Schmit J C, Edson C M, Brody S
J Bacteriol. 1975 Jun;122(3):1062-70. doi: 10.1128/jb.122.3.1062-1070.1975.
The levels of glucosamine and galactosamine were determined in conidia, germinating conidia, and vegetative mycelia of Neurospora crassa. In the vegetative mycelia about 90% of the amino sugars were shown to be components of the cell wall. The remaining 10% of the amino sugars were tentatively identified as the nucleotide sugars uridine diphospho-2-acetamido-2-deoxy-D-glucose and uridine diphospho-2-acetamido-2-deoxy-D-galactose. Conidia and vegetative mycelia contained about the same levels of glucosamine. During the first 9 h after the initiation of germination, the total glucosamine content had increased 3.1-fold, whereas the residual dry weight of the culture had increased 7.7-fold. This led to a drop in the glucosamine concentration from 100 mumol/g of residual dry weight to 42 mumol/g. During this time, all of the conidia had germinated and the surface area of the new germ tubes had increased to 10 times that of the conidia. Either germ tubes were initially produced without glucosamine-containing polymers, or these polymers (probably chitin) were deposited only at low densities in the germ tube cell walls. The chitin precursor uridine diphospho-2-acetamido-2-deoxy-D-glucose was present at all times during conidial germination. Conida contained very low levels of galactosamine. During germination, galactosamine could not be detected until the culture had reached a cell density of about 0.6 mg of residual dry weight per ml of growth medium. This was observed regardless of the time required to reach this cell density or the fold increase in dry weight. The accumulation of galactosamine-containing polymers does not appear to be necessary for germ tube formation. The levels of soluble galactosamine (uridine diphospho-2-actamido-2-deoxy-D-galatose) were very low in conidia and increased during germination at the same time that galactosamine appeared in the cellular polymers. In addition, under certain culture conditions, the appearance of galactosamine and the increase in the glucosamine concentration occurred simultaneously.

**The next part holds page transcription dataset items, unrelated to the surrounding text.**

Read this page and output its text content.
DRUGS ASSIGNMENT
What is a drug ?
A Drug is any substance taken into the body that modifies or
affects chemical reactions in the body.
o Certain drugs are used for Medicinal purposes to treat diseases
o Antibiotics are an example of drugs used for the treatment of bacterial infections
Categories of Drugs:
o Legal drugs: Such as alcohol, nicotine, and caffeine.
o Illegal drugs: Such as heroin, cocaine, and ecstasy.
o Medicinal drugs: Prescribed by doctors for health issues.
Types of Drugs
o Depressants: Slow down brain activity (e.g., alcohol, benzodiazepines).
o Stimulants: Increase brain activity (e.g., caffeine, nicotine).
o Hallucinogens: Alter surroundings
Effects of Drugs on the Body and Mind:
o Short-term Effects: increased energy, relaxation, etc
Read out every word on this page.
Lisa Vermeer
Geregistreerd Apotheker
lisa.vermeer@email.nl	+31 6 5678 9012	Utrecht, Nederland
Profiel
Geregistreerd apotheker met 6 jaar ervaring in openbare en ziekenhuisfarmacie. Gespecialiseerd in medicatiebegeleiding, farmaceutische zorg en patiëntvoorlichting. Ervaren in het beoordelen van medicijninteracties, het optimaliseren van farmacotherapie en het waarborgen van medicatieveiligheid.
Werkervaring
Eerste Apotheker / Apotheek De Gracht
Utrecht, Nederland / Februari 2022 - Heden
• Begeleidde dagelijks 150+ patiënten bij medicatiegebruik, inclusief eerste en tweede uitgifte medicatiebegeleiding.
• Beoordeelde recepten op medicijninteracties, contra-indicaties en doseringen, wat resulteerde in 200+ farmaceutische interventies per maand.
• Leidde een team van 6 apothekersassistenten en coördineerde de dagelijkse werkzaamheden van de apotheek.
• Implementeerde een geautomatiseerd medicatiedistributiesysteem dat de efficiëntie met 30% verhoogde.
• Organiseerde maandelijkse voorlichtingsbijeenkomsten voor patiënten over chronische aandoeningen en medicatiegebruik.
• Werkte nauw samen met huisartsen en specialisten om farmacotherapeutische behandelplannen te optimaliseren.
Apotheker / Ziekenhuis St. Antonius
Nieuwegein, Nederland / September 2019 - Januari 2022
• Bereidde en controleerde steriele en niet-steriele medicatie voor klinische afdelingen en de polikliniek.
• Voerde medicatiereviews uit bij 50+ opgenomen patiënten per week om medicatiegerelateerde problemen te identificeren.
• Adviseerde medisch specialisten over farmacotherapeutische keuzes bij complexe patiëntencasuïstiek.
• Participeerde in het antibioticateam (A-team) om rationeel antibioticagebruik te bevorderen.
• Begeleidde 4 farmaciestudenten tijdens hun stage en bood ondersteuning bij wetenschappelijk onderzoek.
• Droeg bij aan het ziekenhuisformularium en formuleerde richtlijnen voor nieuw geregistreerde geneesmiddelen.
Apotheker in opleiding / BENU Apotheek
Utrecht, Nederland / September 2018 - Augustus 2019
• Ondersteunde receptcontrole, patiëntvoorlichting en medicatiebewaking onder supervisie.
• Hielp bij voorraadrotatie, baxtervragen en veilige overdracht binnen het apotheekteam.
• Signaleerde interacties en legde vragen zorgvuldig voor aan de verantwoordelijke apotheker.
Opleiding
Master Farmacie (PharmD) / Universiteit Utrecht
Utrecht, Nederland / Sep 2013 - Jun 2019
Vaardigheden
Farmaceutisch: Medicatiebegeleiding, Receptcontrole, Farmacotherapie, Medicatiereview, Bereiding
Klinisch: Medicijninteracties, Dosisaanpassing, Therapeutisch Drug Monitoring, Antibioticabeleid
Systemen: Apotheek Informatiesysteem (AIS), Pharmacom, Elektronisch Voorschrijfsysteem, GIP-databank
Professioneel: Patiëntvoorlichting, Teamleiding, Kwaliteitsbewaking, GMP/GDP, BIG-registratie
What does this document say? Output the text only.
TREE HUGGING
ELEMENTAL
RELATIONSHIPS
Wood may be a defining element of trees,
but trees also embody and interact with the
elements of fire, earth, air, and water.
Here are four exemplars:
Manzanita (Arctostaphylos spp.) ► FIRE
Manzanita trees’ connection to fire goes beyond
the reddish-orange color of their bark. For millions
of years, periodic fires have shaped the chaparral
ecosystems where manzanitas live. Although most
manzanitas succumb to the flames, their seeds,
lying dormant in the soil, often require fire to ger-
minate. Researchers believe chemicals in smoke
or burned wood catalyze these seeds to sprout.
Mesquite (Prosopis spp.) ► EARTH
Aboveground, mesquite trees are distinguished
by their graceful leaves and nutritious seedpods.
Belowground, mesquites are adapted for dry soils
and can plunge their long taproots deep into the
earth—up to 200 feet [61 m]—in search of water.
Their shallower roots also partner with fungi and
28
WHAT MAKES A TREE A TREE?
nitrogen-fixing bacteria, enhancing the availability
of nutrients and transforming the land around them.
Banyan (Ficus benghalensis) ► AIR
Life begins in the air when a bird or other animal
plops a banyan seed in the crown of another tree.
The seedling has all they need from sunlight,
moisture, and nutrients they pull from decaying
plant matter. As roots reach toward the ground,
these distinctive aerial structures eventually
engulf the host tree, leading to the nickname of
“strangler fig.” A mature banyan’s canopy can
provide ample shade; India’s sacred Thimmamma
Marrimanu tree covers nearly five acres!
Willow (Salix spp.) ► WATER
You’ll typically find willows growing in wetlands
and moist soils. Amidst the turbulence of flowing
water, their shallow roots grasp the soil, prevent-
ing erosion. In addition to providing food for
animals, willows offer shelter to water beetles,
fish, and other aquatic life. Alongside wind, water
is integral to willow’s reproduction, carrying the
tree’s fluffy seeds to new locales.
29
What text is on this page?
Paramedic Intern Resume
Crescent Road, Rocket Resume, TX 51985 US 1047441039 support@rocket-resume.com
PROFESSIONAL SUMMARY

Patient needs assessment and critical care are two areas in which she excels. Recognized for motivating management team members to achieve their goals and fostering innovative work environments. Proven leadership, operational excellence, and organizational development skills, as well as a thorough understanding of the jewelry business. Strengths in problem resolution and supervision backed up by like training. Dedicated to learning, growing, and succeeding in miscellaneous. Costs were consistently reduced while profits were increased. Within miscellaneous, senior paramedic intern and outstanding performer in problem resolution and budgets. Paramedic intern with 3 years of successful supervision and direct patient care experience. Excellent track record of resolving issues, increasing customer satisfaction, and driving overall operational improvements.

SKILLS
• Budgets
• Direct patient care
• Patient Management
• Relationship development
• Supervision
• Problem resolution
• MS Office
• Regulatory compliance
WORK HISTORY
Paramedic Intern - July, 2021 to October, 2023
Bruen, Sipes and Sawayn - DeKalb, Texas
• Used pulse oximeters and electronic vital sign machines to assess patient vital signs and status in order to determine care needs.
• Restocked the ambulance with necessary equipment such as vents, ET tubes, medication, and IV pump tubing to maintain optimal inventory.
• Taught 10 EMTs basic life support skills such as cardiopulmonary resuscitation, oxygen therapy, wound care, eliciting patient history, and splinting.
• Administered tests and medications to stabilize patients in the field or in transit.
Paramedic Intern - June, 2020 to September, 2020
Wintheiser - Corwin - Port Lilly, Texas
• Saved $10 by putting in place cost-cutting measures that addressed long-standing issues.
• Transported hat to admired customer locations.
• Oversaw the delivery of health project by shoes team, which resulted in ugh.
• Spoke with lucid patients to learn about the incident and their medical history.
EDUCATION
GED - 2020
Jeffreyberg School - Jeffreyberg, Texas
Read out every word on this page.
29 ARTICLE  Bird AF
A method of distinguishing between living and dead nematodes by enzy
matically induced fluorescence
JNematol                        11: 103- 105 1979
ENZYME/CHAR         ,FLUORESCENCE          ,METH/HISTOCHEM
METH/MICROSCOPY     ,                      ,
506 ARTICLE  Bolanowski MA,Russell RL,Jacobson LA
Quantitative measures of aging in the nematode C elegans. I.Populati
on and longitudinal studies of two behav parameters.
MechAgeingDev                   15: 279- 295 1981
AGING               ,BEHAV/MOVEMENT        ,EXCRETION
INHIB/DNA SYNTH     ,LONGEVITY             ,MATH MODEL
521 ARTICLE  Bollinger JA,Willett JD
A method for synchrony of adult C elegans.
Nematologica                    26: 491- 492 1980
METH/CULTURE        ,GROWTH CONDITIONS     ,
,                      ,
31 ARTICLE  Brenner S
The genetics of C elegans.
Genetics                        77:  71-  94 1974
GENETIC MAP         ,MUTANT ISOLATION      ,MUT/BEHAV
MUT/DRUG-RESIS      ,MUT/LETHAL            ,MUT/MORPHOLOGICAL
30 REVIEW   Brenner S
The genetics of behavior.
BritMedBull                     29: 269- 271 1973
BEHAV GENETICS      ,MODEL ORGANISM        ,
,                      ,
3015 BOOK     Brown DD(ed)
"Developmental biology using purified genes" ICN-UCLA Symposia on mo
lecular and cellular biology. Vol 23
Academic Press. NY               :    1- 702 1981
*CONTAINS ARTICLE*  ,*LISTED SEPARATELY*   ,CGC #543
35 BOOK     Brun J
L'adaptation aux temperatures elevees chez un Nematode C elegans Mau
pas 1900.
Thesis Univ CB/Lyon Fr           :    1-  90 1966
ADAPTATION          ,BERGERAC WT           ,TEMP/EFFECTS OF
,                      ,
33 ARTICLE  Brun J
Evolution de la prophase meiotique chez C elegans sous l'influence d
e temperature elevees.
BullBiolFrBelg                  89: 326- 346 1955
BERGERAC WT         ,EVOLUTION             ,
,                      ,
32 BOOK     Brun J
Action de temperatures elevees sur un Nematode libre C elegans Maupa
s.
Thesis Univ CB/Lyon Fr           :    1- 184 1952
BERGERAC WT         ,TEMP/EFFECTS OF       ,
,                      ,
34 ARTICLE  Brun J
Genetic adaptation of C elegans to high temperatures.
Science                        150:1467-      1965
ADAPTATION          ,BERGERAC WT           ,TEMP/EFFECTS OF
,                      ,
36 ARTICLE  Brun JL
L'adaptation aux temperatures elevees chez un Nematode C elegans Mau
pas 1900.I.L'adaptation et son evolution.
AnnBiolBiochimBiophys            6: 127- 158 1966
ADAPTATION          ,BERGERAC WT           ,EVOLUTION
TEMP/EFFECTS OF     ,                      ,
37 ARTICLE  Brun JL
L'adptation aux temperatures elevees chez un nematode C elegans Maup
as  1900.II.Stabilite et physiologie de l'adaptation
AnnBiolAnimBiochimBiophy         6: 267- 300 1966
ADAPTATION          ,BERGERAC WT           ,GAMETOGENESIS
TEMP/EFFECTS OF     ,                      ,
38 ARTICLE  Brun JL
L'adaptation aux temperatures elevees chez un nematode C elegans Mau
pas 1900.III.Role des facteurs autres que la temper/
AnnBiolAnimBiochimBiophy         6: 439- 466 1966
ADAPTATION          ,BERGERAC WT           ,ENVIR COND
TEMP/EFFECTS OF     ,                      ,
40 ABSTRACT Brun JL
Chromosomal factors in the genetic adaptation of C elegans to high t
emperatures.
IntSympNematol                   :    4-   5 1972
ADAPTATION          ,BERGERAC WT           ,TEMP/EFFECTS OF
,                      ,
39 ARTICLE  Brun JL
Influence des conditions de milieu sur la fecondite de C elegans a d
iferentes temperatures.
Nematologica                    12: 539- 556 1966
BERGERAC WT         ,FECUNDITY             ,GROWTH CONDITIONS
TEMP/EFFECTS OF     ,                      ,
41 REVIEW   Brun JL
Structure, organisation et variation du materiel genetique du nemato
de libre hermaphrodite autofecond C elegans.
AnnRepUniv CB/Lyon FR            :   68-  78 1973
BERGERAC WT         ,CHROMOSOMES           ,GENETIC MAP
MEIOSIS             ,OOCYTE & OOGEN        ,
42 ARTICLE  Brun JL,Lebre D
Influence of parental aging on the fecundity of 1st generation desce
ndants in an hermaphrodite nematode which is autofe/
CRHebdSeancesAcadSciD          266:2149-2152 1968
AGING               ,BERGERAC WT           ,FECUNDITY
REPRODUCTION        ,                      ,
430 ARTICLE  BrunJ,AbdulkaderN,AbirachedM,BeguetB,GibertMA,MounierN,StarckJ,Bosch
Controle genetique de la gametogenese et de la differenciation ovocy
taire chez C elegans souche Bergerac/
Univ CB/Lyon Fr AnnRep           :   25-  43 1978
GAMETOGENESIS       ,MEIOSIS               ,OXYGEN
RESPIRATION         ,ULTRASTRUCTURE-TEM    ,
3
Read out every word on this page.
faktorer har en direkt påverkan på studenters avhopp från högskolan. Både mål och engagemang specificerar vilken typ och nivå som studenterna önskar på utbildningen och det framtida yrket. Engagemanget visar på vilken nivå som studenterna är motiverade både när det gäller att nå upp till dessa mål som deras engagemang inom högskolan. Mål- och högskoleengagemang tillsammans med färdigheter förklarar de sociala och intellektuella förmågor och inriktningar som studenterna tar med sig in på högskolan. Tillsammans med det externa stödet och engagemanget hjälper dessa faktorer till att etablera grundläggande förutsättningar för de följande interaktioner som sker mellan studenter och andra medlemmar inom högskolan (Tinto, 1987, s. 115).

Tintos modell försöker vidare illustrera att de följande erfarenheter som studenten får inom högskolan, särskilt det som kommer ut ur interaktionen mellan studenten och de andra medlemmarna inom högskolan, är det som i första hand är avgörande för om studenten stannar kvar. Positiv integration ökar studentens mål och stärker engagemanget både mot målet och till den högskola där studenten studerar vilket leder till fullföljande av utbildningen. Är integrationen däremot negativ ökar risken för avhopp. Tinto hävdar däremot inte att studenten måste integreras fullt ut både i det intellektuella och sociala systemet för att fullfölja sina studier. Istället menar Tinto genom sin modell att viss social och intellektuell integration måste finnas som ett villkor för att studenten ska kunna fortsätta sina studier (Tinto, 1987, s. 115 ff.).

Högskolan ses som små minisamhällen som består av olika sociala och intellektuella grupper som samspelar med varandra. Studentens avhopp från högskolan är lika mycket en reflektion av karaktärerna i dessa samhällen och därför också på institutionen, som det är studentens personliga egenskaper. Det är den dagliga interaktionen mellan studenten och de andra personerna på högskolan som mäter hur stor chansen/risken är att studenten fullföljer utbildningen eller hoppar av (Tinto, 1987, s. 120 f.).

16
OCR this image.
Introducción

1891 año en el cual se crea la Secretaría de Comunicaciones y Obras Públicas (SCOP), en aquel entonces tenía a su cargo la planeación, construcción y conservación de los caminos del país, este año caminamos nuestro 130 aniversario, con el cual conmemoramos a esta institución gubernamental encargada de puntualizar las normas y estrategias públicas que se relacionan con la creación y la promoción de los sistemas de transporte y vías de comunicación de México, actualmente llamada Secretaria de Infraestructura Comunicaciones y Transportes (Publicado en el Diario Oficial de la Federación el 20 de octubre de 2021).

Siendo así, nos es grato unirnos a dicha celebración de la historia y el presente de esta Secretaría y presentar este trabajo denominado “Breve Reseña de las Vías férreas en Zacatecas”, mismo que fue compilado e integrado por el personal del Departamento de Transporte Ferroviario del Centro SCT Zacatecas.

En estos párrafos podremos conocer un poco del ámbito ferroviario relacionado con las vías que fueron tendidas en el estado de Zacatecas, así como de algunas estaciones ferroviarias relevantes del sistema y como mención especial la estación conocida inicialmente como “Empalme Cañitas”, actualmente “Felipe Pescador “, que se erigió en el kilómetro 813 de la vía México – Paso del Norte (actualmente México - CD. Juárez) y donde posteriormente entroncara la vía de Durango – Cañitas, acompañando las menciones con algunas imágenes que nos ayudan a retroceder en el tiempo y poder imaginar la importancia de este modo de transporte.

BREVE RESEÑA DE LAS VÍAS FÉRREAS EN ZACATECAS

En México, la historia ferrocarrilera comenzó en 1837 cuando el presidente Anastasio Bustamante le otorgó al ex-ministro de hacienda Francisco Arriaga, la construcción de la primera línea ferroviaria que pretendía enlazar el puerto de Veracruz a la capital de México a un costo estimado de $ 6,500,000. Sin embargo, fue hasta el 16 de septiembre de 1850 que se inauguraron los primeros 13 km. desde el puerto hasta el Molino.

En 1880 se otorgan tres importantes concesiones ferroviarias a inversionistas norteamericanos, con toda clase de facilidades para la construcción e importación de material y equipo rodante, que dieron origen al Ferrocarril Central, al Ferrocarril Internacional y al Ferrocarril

测定了粗糙脉孢菌分生孢子、萌发的分生孢子和营养菌丝体中氨基葡萄糖和半乳糖胺的含量。在营养菌丝体中,约90%的氨基糖被证明是细胞壁的成分。其余10%的氨基糖初步鉴定为核苷酸糖尿苷二磷酸-2-乙酰氨基-2-脱氧-D-葡萄糖和尿苷二磷酸-2-乙酰氨基-2-脱氧-D-半乳糖。分生孢子和营养菌丝体中氨基葡萄糖的含量大致相同。在萌发开始后的前9小时内,总氨基葡萄糖含量增加了3.1倍,而培养物的残余干重增加了7.7倍。这导致氨基葡萄糖浓度从每克残余干重100μmol降至42μmol。在此期间,所有分生孢子都已萌发,新萌发的芽管表面积增加到分生孢子的10倍。要么芽管最初产生时不含含氨基葡萄糖的聚合物,要么这些聚合物(可能是几丁质)仅以低密度沉积在芽管细胞壁中。几丁质前体尿苷二磷酸-2-乙酰氨基-2-脱氧-D-葡萄糖在分生孢子萌发的全过程中均有存在。分生孢子中半乳糖胺的含量非常低。在萌发过程中,直到培养物达到每毫升生长培养基约0.6毫克残余干重的细胞密度时才能检测到半乳糖胺。无论达到该细胞密度所需的时间或干重增加的倍数如何,均观察到这种情况。含半乳糖胺聚合物的积累似乎不是芽管形成所必需的。分生孢子中可溶性半乳糖胺(尿苷二磷酸-2-乙酰氨基-2-脱氧-D-半乳糖)的含量非常低,在萌发过程中随着半乳糖胺出现在细胞聚合物中而增加。此外,在某些培养条件下,半乳糖胺的出现和氨基葡萄糖浓度的增加同时发生。